Micro-hospitals for example, have become increasingly common as a way to serve markets with convenient care offerings that have inadequate demand for full service hospitals. Plus, there are hundreds of specialty and surgical-focused hospitals, many of which have considerably more outpatient care than traditional hospitals.
As a result, CMS is beginning to pay closer attention to what it means to be a licensed, acute care hospital and eligible to receive the reimbursement premiums that accompany hospital licensure when compared to lower acuity, outpatient facilities. Specifically, CMS has taken a more active role in introducing policy and guidance aimed at reducing the cost of patient care by clarifying the characteristics that should be exhibited by an acute care hospital.

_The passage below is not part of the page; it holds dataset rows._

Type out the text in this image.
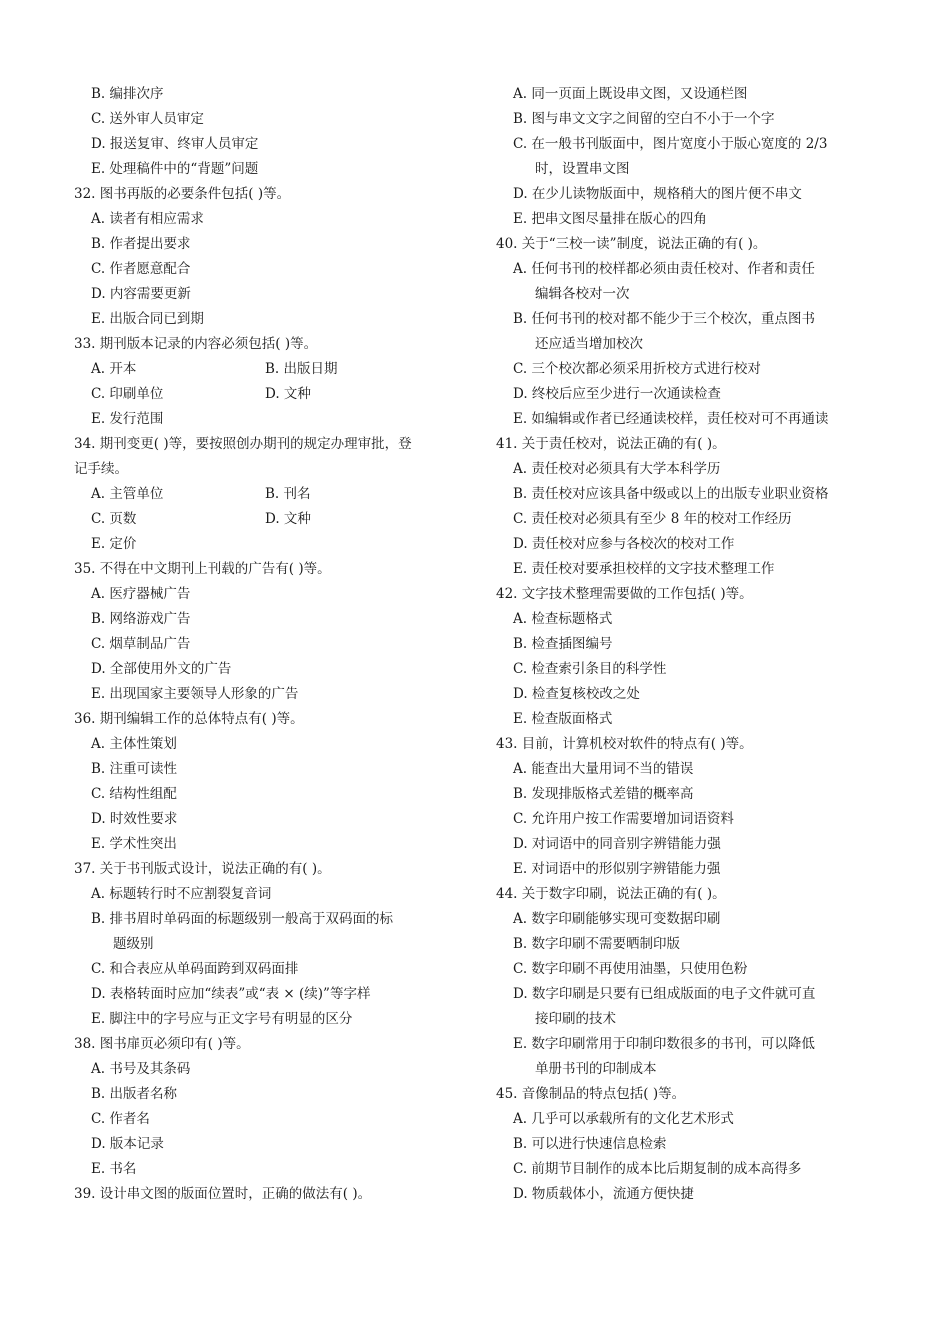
B. 编排次序
C. 送外审人员审定
D. 报送复审、终审人员审定
E. 处理稿件中的“背题”问题
32. 图书再版的必要条件包括( )等。
A. 读者有相应需求
B. 作者提出要求
C. 作者愿意配合
D. 内容需要更新
E. 出版合同已到期
33. 期刊版本记录的内容必须包括( )等。
A. 开本	B. 出版日期
C. 印刷单位	D. 文种
E. 发行范围
34. 期刊变更( )等，要按照创办期刊的规定办理审批，登
记手续。
A. 主管单位	B. 刊名
C. 页数	D. 文种
E. 定价
35. 不得在中文期刊上刊载的广告有( )等。
A. 医疗器械广告
B. 网络游戏广告
C. 烟草制品广告
D. 全部使用外文的广告
E. 出现国家主要领导人形象的广告
36. 期刊编辑工作的总体特点有( )等。
A. 主体性策划
B. 注重可读性
C. 结构性组配
D. 时效性要求
E. 学术性突出
37. 关于书刊版式设计，说法正确的有( )。
A. 标题转行时不应割裂复音词
B. 排书眉时单码面的标题级别一般高于双码面的标
题级别
C. 和合表应从单码面跨到双码面排
D. 表格转面时应加“续表”或“表 × (续)”等字样
E. 脚注中的字号应与正文字号有明显的区分
38. 图书扉页必须印有( )等。
A. 书号及其条码
B. 出版者名称
C. 作者名
D. 版本记录
E. 书名
39. 设计串文图的版面位置时，正确的做法有( )。
A. 同一页面上既设串文图，又设通栏图
B. 图与串文文字之间留的空白不小于一个字
C. 在一般书刊版面中，图片宽度小于版心宽度的 2/3
时，设置串文图
D. 在少儿读物版面中，规格稍大的图片便不串文
E. 把串文图尽量排在版心的四角
40. 关于“三校一读”制度，说法正确的有( )。
A. 任何书刊的校样都必须由责任校对、作者和责任
编辑各校对一次
B. 任何书刊的校对都不能少于三个校次，重点图书
还应适当增加校次
C. 三个校次都必须采用折校方式进行校对
D. 终校后应至少进行一次通读检查
E. 如编辑或作者已经通读校样，责任校对可不再通读
41. 关于责任校对，说法正确的有( )。
A. 责任校对必须具有大学本科学历
B. 责任校对应该具备中级或以上的出版专业职业资格
C. 责任校对必须具有至少 8 年的校对工作经历
D. 责任校对应参与各校次的校对工作
E. 责任校对要承担校样的文字技术整理工作
42. 文字技术整理需要做的工作包括( )等。
A. 检查标题格式
B. 检查插图编号
C. 检查索引条目的科学性
D. 检查复核校改之处
E. 检查版面格式
43. 目前，计算机校对软件的特点有( )等。
A. 能查出大量用词不当的错误
B. 发现排版格式差错的概率高
C. 允许用户按工作需要增加词语资料
D. 对词语中的同音别字辨错能力强
E. 对词语中的形似别字辨错能力强
44. 关于数字印刷，说法正确的有( )。
A. 数字印刷能够实现可变数据印刷
B. 数字印刷不需要晒制印版
C. 数字印刷不再使用油墨，只使用色粉
D. 数字印刷是只要有已组成版面的电子文件就可直
接印刷的技术
E. 数字印刷常用于印制印数很多的书刊，可以降低
单册书刊的印制成本
45. 音像制品的特点包括( )等。
A. 几乎可以承载所有的文化艺术形式
B. 可以进行快速信息检索
C. 前期节目制作的成本比后期复制的成本高得多
D. 物质载体小，流通方便快捷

While most general acute care hospitals would easily exceed the stated inpatient threshold to be considered “primarily engaged” and eligible for hospital reimbursement, non-traditional hospital providers should understand CMS’ current guidance related to this standard.
It is critical for these short-stay hospitals in particular to be aware of changing CMS policy and guidance. These new standards could impact their financial performance, organization structure or licensure requirements. In fact, it may be that some short-stay hospitals around the country will need to rethink strategy in order to ensure compliance and a sustainable business.